Namun, jaksa penuntut umum fokus pada selisih harga yang dianggap tidak wajar. Mereka berargumen bahwa biaya produksi tugu, bahkan dengan standar yang dipenuhi, jauh lebih rendah daripada nilai kontrak miliaran rupiah yang diterima PT. Angkasa Resin. Keuntungan yang diambil perusahaan dinilai eksesif dan tidak beretika, meskipun tidak secara eksplisit melanggar pasal korupsi terkait kerugian negara akibat kualitas barang.
Sidang berjalan cukup menarik perhatian publik. Budi hadir beberapa kali, mencatat setiap argumen yang dilontarkan. Pihak pengacara PT. Angkasa Resin berdalih bahwa penetapan harga adalah hak perusahaan, dan risiko proyek yang tidak terduga (seperti cuaca yang mempercepat kerusakan) juga harus diperhitungkan. Mereka juga menekankan bahwa proses lelang telah diikuti secara sah dan tidak ada paksaan dalam penetapan harga.
Hingga tiba saatnya vonis dibacakan. Majelis hakim menyatakan Direktur PT. Angkasa Resin terbukti bersalah melakukan praktik persaingan usaha yang tidak sehat dan mengambil keuntungan yang tidak wajar dari proyek pemerintah. Meskipun tidak ada unsur korupsi dalam pengertian klasik, hakim berpendapat bahwa tindakan perusahaan telah melanggar prinsip keadilan dan kepatutan dalam pengelolaan keuangan negara.

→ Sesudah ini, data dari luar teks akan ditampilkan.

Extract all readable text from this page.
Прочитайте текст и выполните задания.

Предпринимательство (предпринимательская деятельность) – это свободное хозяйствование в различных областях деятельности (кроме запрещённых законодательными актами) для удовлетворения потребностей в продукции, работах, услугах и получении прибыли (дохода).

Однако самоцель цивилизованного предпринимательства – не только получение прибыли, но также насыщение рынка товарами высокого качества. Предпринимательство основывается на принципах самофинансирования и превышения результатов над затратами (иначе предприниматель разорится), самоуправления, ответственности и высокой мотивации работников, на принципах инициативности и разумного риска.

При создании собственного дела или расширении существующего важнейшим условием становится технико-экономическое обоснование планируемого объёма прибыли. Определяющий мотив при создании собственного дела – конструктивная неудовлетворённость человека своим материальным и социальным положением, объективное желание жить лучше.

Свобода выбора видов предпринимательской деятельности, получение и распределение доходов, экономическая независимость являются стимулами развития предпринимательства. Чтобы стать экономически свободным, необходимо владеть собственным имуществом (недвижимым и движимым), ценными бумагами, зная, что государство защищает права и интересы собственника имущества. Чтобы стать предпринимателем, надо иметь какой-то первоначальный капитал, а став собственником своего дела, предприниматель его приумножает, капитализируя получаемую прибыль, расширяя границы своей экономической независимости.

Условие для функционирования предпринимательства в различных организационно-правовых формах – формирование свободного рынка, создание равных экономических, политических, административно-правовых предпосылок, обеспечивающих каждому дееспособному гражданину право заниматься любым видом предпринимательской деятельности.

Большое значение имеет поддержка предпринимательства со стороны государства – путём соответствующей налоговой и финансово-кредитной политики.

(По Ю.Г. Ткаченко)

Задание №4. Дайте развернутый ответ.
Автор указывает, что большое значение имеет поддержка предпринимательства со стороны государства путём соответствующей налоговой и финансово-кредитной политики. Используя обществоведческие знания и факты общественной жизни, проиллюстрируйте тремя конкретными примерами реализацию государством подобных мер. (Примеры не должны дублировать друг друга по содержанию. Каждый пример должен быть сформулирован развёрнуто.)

Direktur PT. Angkasa Resin divonis hukuman percobaan dan denda yang cukup besar, yang sebagiannya harus dikembalikan ke kas daerah. Perusahaan juga mendapatkan catatan hitam dalam daftar rekanan pemerintah.
Keputusan ini menimbulkan berbagai reaksi. Sebagian masyarakat merasa puas karena meskipun tidak ada "koruptor" yang tertangkap, setidaknya ada pertanggung-jawaban atas penggunaan anggaran yang dianggap tidak masuk akal. Mereka melihat vonis ini sebagai pesan bahwa mengambil keuntungan berlebihan dari uang rakyat adalah tindakan yang salah, meskipun secara hukum formal mungkin tidak sepenuhnya ilegal.
Di sisi lain, ada juga yang berpendapat bahwa vonis ini terlalu dipaksakan. Mereka berargumen bahwa selama spesifikasi dipenuhi dan proses lelang sah, keuntungan perusahaan adalah hal yang wajar. Batasan "keuntungan yang tidak wajar" dianggap subjektif dan berpotensi menimbulkan ketidak-pastian hukum.
Budi sendiri merenung. Kasus ini memang berbeda dari bayangannya semula. Tidak ada aliran dana gelap yang terungkap, tidak ada suap yang terbukti. Namun, esensi dari masalah tetap sama, yaitu penyalah-gunaan uang rakyat. Vonis ini menjadi preseden menarik, bahwa meskipun celah hukum dalam pengadaan bisa saja dimanfaatkan, prinsip keadilan dan kewajaran tetap menjadi pertimbangan penting. "Terkadang, keadilan tidak hanya soal hitam dan putihnya hukum, tetapi juga tentang etika dan kepatutan dalam mengelola amanah publik," pikir Budi.